Let coordinates of Q be (x₁, y₁).

By using mid-point formula,

x-coordinate = $\Big(\dfrac{x_1 + x_2}{2}\Big)$

Substituting values we get :

$\Rightarrow -2 = \Big(\dfrac{2 + x_1}{2}\Big) \\[1em] \Rightarrow -4 = 2 + x_1 \\[1em] \Rightarrow -4 - 2 = x_1 \\[1em] \Rightarrow x_1 = -6.$

By using mid-point formula,

y-coordinate = $\Big(\dfrac{y_1 + y_2}{2}\Big)$

Substituting values we get :

$\Rightarrow 3 = \Big(\dfrac{-4 + y_1}{2}\Big) \\[1em] \Rightarrow 6 = -4 + y_1 \\[1em] \Rightarrow 6 + 4 = y_1 \\[1em] \Rightarrow y_1 = 10.$

Q = (x₁, y₁) = (-6, 10).

Hence, coordinates of Q are (-6, 10).

The point P(-4, 1) divides the line segment joining the points A(2, -2) and B in the ratio 3 : 5. Find the co-ordinates of point B.

Answer

Let coordinates of B be (a, b).

Point P(-4, 1) divides the line segment joining A(2, -2) and B(a, b) in the ratio 3 : 5.

By section-formula,

(x, y) = $\Big(\dfrac{m_1x_2 + m_2x_1}{m_1 + m_2}, \dfrac{m_1y_2 + m_2y_1}{m_1 + m_2}\Big)$

Substituting values we get :

$\Rightarrow (-4, 1) = \Big(\dfrac{3a + 5(2)}{3 + 5}, \dfrac{3b + 5(-2)}{3 + 5}\Big) \\[1em] \Rightarrow (-4, 1) = \Big(\dfrac{3a + 10}{8}, \dfrac{3b - 10}{8}\Big) \\[1em] \Rightarrow -4 = \Big(\dfrac{3a + 10}{8}\Big) \text{ and } 1 = \Big(\dfrac{3b - 10}{8}\Big) \\[1em] \Rightarrow -32 = 3a + 10 \text{ and } 8 = 3b - 10 \\[1em] \Rightarrow -32 - 10 = 3a \text{ and } 8 + 10 = 3b \\[1em] \Rightarrow -42 = 3a \text{ and } 18 = 3b \\[1em] \Rightarrow a = \dfrac{-42}{3} \text{ and } b = \dfrac{18}{3} \\[1em] \Rightarrow a = -14 \text{ and }b = 6 .$

B = (a, b) = (-14, 6).

Hence, coordinates of B(-14, 6).

In what ratio does the point P(2, -5) divide the join of A(-3, 5) and B(4, -9)?

Answer

Let the point P(2, -5) divide the line segment AB in the ratio k : 1.

By section-formula,

x-coordinate = $\Big(\dfrac{m_1x_2 + m_2x_1}{m_1 + m_2}\Big)$

Substituting values we get :

$\Rightarrow 2 = \Big(\dfrac{k(4) + 1(-3)}{k + 1}\Big) \\[1em] \Rightarrow 2(k + 1) = 4k - 3 \\[1em] \Rightarrow 2k + 2 = 4k - 3 \\[1em] \Rightarrow 2 + 3 = 4k - 2k \\[1em] \Rightarrow 5 = 2k \\[1em] \Rightarrow k = \dfrac{5}{2} \\[1em] \Rightarrow k : 1 = \dfrac{5}{2} : 1 = 5 : 2.$

Hence, point P divide AB in the ratio 5 : 2.

In what ratio does the point P(a, -1) divide the join of A(1, -3) and B(6, 2)?

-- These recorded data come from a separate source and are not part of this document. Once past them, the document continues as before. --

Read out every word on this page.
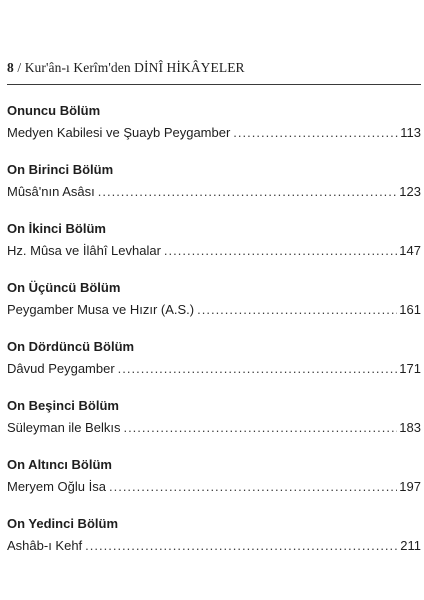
8 / Kur'ân-ı Kerîm'den DİNÎ HİKÂYELER
Onuncu Bölüm
Medyen Kabilesi ve Şuayb Peygamber .....	113
On Birinci Bölüm
Mûsâ'nın Asâsı .....	123
On İkinci Bölüm
Hz. Mûsa ve İlâhî Levhalar .....	147
On Üçüncü Bölüm
Peygamber Musa ve Hızır (A.S.) .....	161
On Dördüncü Bölüm
Dâvud Peygamber .....	171
On Beşinci Bölüm
Süleyman ile Belkıs .....	183
On Altıncı Bölüm
Meryem Oğlu İsa .....	197
On Yedinci Bölüm
Ashâb-ı Kehf .....	211
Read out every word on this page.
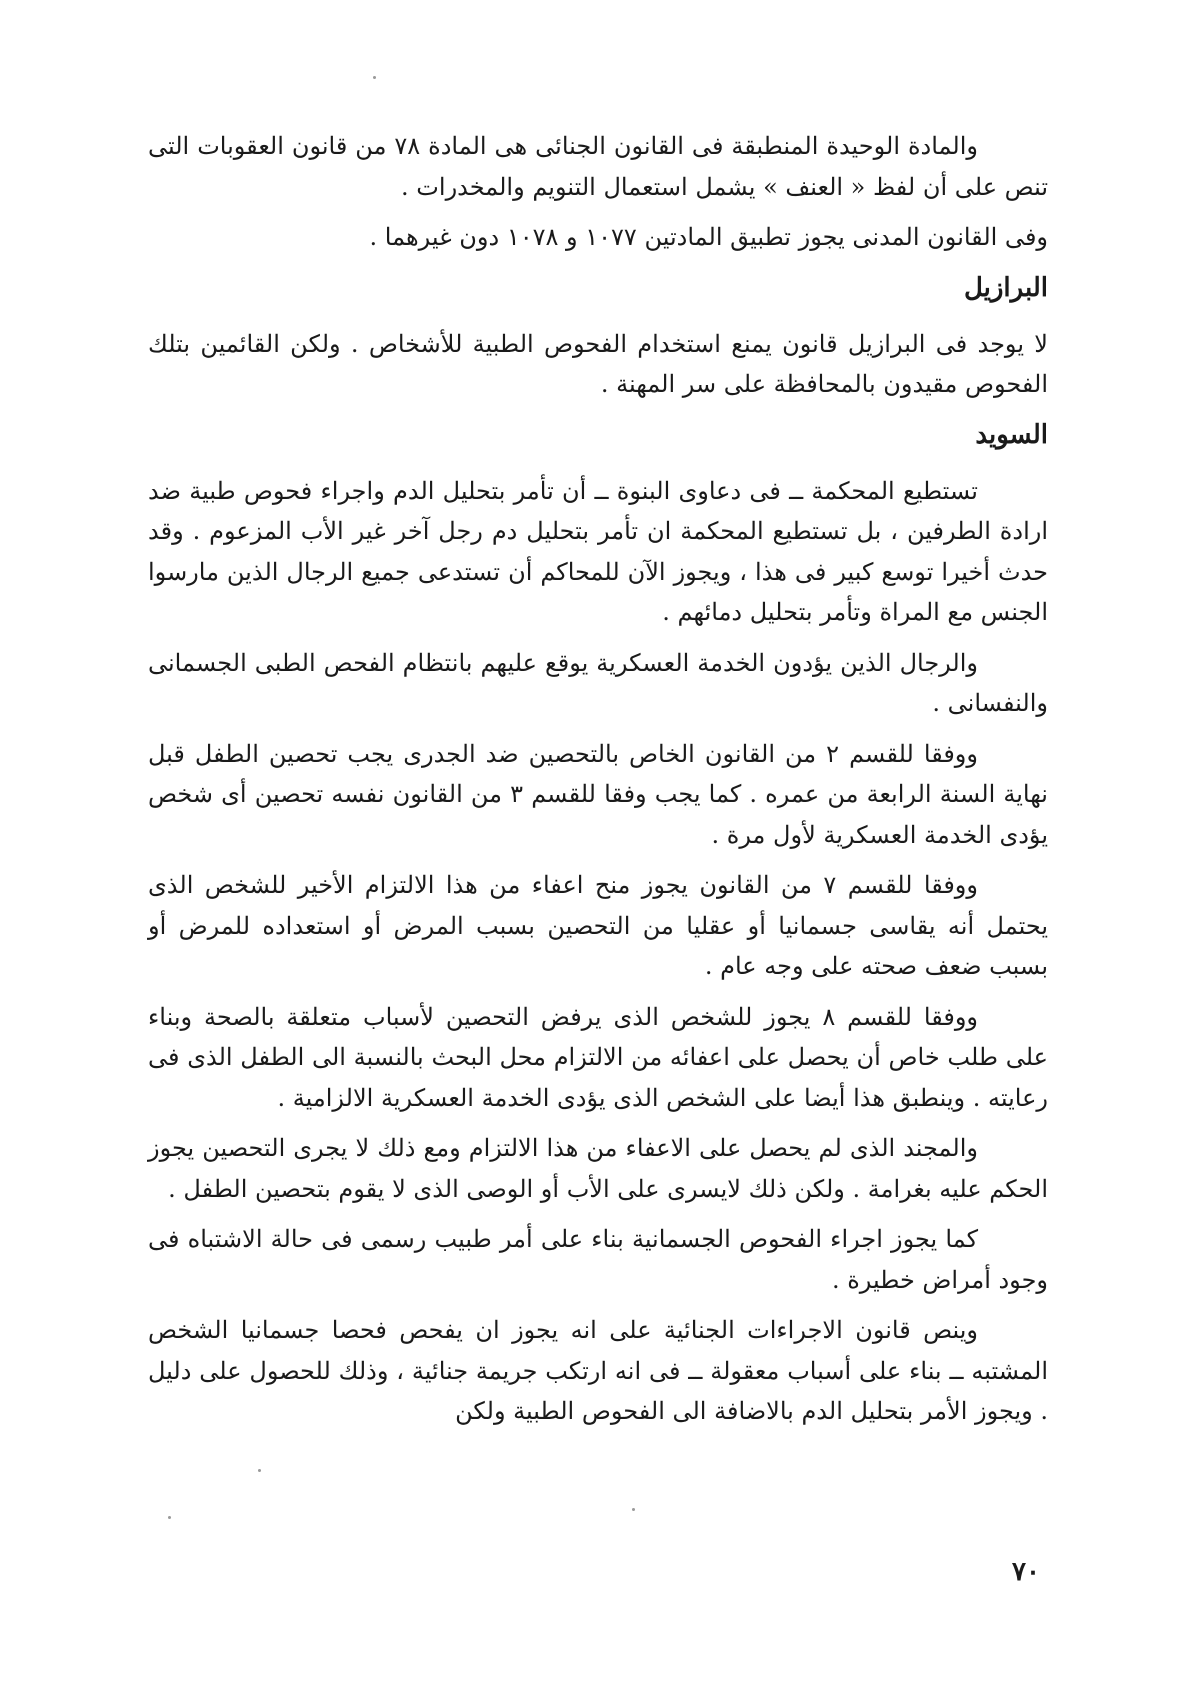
والمادة الوحيدة المنطبقة فى القانون الجنائى هى المادة ٧٨ من قانون العقوبات التى تنص على أن لفظ « العنف » يشمل استعمال التنويم والمخدرات .

وفى القانون المدنى يجوز تطبيق المادتين ١٠٧٧ و ١٠٧٨ دون غيرهما .

البرازيل

لا يوجد فى البرازيل قانون يمنع استخدام الفحوص الطبية للأشخاص . ولكن القائمين بتلك الفحوص مقيدون بالمحافظة على سر المهنة .

السويد

تستطيع المحكمة ــ فى دعاوى البنوة ــ أن تأمر بتحليل الدم واجراء فحوص طبية ضد ارادة الطرفين ، بل تستطيع المحكمة ان تأمر بتحليل دم رجل آخر غير الأب المزعوم . وقد حدث أخيرا توسع كبير فى هذا ، ويجوز الآن للمحاكم أن تستدعى جميع الرجال الذين مارسوا الجنس مع المراة وتأمر بتحليل دمائهم .

والرجال الذين يؤدون الخدمة العسكرية يوقع عليهم بانتظام الفحص الطبى الجسمانى والنفسانى .

ووفقا للقسم ٢ من القانون الخاص بالتحصين ضد الجدرى يجب تحصين الطفل قبل نهاية السنة الرابعة من عمره . كما يجب وفقا للقسم ٣ من القانون نفسه تحصين أى شخص يؤدى الخدمة العسكرية لأول مرة .

ووفقا للقسم ٧ من القانون يجوز منح اعفاء من هذا الالتزام الأخير للشخص الذى يحتمل أنه يقاسى جسمانيا أو عقليا من التحصين بسبب المرض أو استعداده للمرض أو بسبب ضعف صحته على وجه عام .

ووفقا للقسم ٨ يجوز للشخص الذى يرفض التحصين لأسباب متعلقة بالصحة وبناء على طلب خاص أن يحصل على اعفائه من الالتزام محل البحث بالنسبة الى الطفل الذى فى رعايته . وينطبق هذا أيضا على الشخص الذى يؤدى الخدمة العسكرية الالزامية .

والمجند الذى لم يحصل على الاعفاء من هذا الالتزام ومع ذلك لا يجرى التحصين يجوز الحكم عليه بغرامة . ولكن ذلك لايسرى على الأب أو الوصى الذى لا يقوم بتحصين الطفل .

كما يجوز اجراء الفحوص الجسمانية بناء على أمر طبيب رسمى فى حالة الاشتباه فى وجود أمراض خطيرة .

وينص قانون الاجراءات الجنائية على انه يجوز ان يفحص فحصا جسمانيا الشخص المشتبه ــ بناء على أسباب معقولة ــ فى انه ارتكب جريمة جنائية ، وذلك للحصول على دليل . ويجوز الأمر بتحليل الدم بالاضافة الى الفحوص الطبية ولكن

٧٠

Hence, find the value of a.

Answer

Let the point P(2, -5) divide the segment AB in the ratio k : 1.

By section-formula,

y = $\Big(\dfrac{m_1y_2 + m_2y_1}{m_1 + m_2}\Big)$

Substituting values we get :

$\Rightarrow -1 = \Big(\dfrac{k(2) + 1(-3)}{k + 1}\Big) \\[1em] \Rightarrow -1(k + 1) = 2k - 3 \\[1em] \Rightarrow -k - 1 = 2k - 3 \\[1em] \Rightarrow -1 + 3 = 2k + k \\[1em] \Rightarrow 3k = 2 \\[1em] \Rightarrow k = \dfrac{2}{3} \\[1em] \Rightarrow k : 1 = \dfrac{2}{3} : 1 = 2 : 3.$

By section-formula,

x-coordinate = $\Big(\dfrac{m_1x_2 + m_2x_1}{m_1 + m_2}\Big)$

Substitute values we get:

$\Rightarrow a = \Big(\dfrac{2 \times 6 + 3 \times 1}{2 + 3}\Big) \\[1em] = \Big(\dfrac{12 + 3}{5}\Big) \\[1em] = \dfrac{15}{5} \\[1em] = 3.$

Hence, point P divide AB in the ratio 2 : 3 and value of a = 3.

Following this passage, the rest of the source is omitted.